Difference Between European Antiques & Antiques from Antique Malls

You may have visited an antique dealer or antique mall or two and wondered how the pieces vary between the two types of sellers. Differences can typically be tied to where the piece originated, especially in regards to how it is constructed. The authenticity and prices of pieces can also vary between malls and dealers.

Types of Items

The types of items you may find in an antique mall vary considerably depending on the mall and vendor. Because the items sold in malls are from estate sales, auctions, and flea markets, you will see a wide range of prices; some items will be higher-end while other pieces will be what many would consider bargain items. Vendors often keep a stock of numerous smaller and cheaper items in their stalls; you will occasionally see booths with more of the higher-priced pieces, but these types of items are more commonly found at dealers’ shops.

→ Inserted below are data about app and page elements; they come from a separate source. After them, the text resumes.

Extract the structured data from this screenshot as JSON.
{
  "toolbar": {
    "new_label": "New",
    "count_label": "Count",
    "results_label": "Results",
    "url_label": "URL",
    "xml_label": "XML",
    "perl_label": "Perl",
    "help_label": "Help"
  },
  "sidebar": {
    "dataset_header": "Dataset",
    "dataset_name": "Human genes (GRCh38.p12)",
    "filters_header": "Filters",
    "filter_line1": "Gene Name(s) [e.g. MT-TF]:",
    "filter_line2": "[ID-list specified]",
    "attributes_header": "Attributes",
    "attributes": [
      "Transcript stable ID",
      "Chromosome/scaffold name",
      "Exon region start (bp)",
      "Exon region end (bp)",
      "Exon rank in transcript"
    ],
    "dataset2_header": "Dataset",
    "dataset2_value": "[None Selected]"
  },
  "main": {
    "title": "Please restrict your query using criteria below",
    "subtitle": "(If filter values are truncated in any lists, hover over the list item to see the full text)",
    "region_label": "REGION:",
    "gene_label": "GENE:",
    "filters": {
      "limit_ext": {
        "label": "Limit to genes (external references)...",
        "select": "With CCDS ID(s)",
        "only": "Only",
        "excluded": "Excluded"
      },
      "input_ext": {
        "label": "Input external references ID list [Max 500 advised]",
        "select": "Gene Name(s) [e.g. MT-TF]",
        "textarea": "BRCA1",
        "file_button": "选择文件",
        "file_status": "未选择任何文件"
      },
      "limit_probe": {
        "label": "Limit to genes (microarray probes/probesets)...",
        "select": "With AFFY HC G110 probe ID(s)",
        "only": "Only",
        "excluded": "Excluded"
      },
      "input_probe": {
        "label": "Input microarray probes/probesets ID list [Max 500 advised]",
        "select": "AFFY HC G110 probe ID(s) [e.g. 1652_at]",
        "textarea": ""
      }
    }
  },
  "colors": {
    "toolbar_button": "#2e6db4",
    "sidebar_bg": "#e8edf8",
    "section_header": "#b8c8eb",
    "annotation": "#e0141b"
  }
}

Items that you are likely to find in antique malls include furniture, jewelry, clothing, books, etc. if you choose to shop at one of these malls, be mindful that not all items sold are considered to be authentic antiques. For example, the Southside Antique Mall vendors often sell vintage items from the 1950s; while these items are over sixty years old, they aren’t considered antique, which will likely affect the price you are willing to pay for them.

Origin

One of the biggest factors to keep in mind when comparing antiques from a mall to the antiques filling many dealers’ shops is that the antique mall pieces are often American-made and of lesser value. European and American antiques are actually fairly similar in style; Americans would copy the styles that became popular in Europe, but the difference between the two is often in the antique’s furniture construction.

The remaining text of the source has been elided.